5. The positioning structure of a centrally-mounted motor transmission system according to claim 4, wherein: the outer wall of the interference sleeve (6.1) is provided with a section of shaft shoulder (17), and the one-way clutch (13) and the annular ring gear base (4.1) are clamped between the shaft shoulder (17) and the b thrust washer (11.3).

6. The positioning structure of a centrally-mounted motor transmission system according to claim 5, wherein: the distance between the shaft shoulder (17) and the b thrust washer (11.3) is larger than the thickness of the one-way clutch (13) and the annular inner gear ring base (4.1) along the axial direction, so that the two ends of the one-way clutch (13) and the annular inner gear ring base (4.1) along the axial direction are kept at a gap with the shaft shoulder (17) and the b thrust washer (11.3).
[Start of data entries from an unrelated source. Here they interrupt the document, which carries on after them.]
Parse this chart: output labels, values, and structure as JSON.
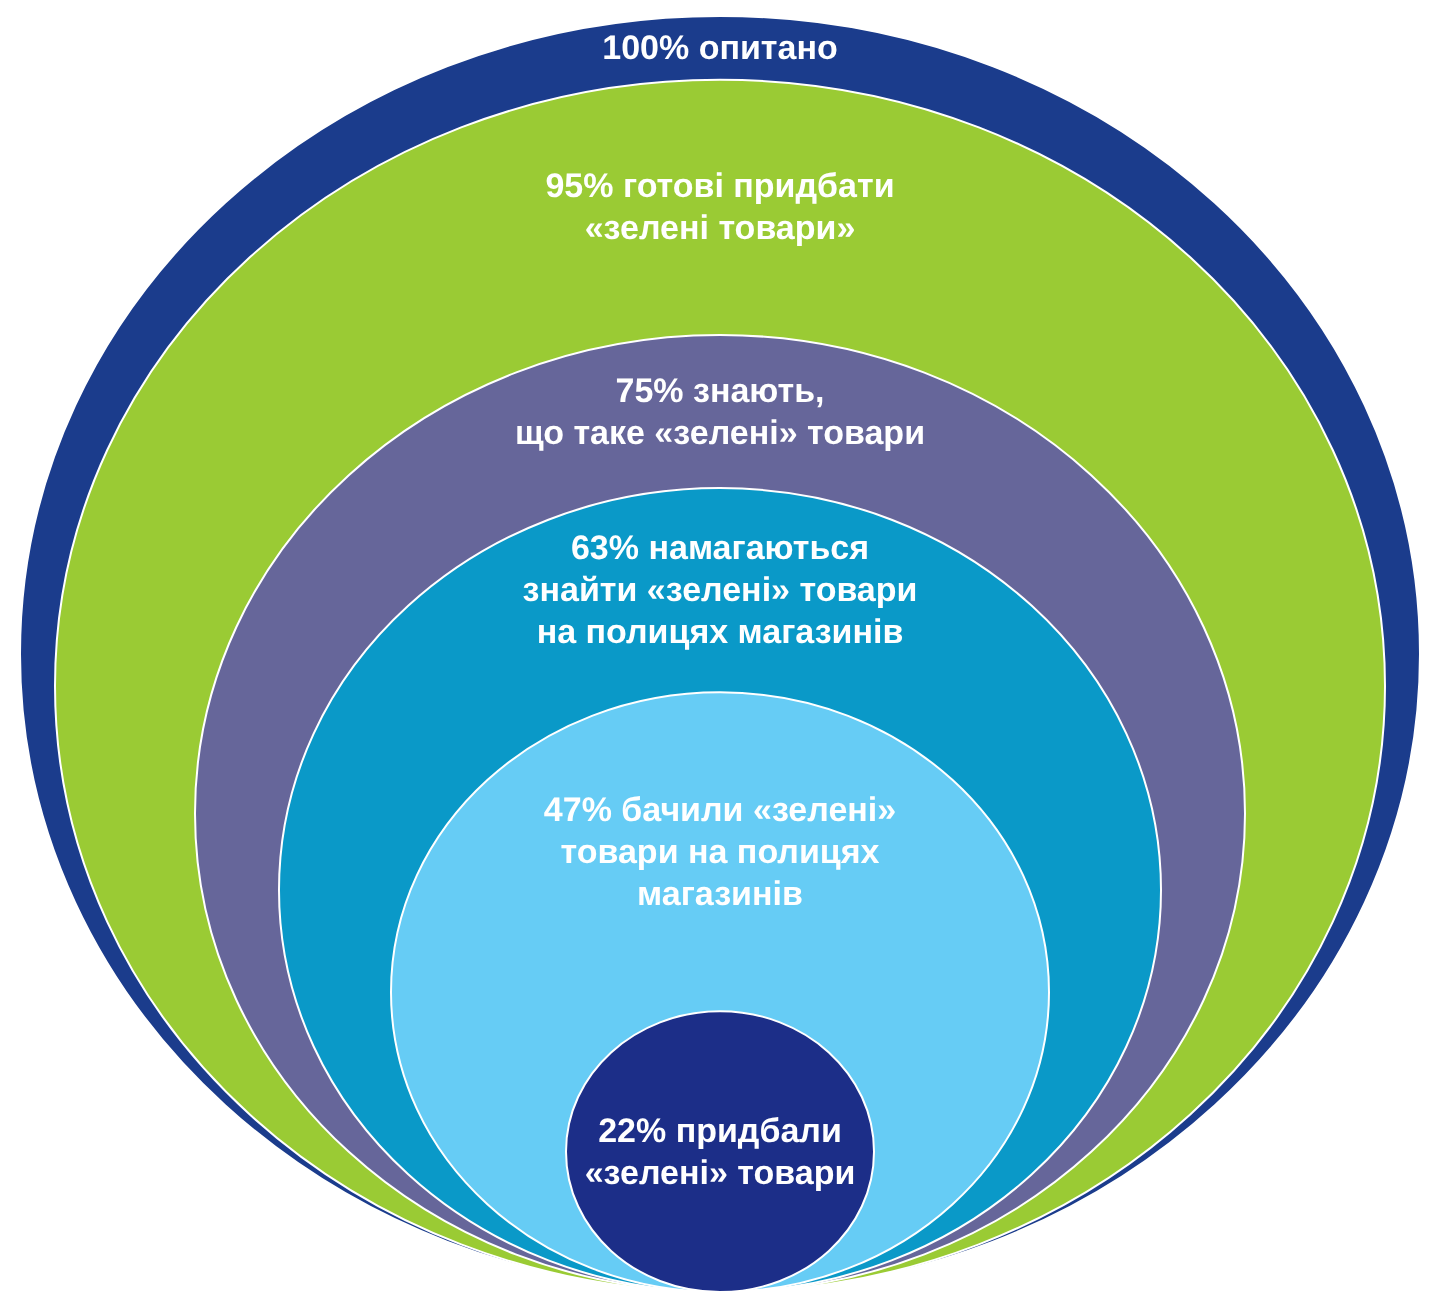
{
  "chart_data": {
    "type": "other",
    "categories": [
      "опитано",
      "готові придбати\n«зелені товари»",
      "знають,\nщо таке «зелені» товари",
      "намагаються\nзнайти «зелені» товари\nна полицях магазинів",
      "бачили «зелені»\nтовари на полицях\nмагазинів",
      "придбали\n«зелені» товари"
    ],
    "values": [
      100,
      95,
      75,
      63,
      47,
      22
    ],
    "value_labels": [
      "100%",
      "95%",
      "75%",
      "63%",
      "47%",
      "22%"
    ],
    "colors": [
      "#1b3c8c",
      "#9acb34",
      "#66669a",
      "#0a99c8",
      "#66ccf5",
      "#1c2e88"
    ]
  }
}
7. The positioning structure of a centrally-mounted motor transmission system according to claim 1, wherein: the planetary gear train consists of a sun gear (7), a planet gear (3), a planet gear support frame (9) and an inner gear ring (4); one end of the planet wheel supporting frame (9) far away from the thrust bearing (11) is locked on the motor shell (5) through a bolt.

8. The positioning structure of a centrally-mounted motor transmission system according to claim 2, wherein: the thrust bearing (11) is sleeved outside the gear shaft (6.2).

9. The positioning structure of a centrally-mounted motor transmission system according to claim 2, wherein: the interference sleeve (6.1) is in rotary fit with the five-way shell (15) through the b bearing (12).

10. The positioning structure of a centrally-mounted motor transmission system according to claim 1, wherein: the one-way clutch (13) is a self-centering clutch.

11. The positioning structure of a centrally-mounted motor transmission system according to claim 2, wherein: the annular ring gear base (4.1) is in rotary fit with the inner wall of the five-way shell (15) through a c bearing (14).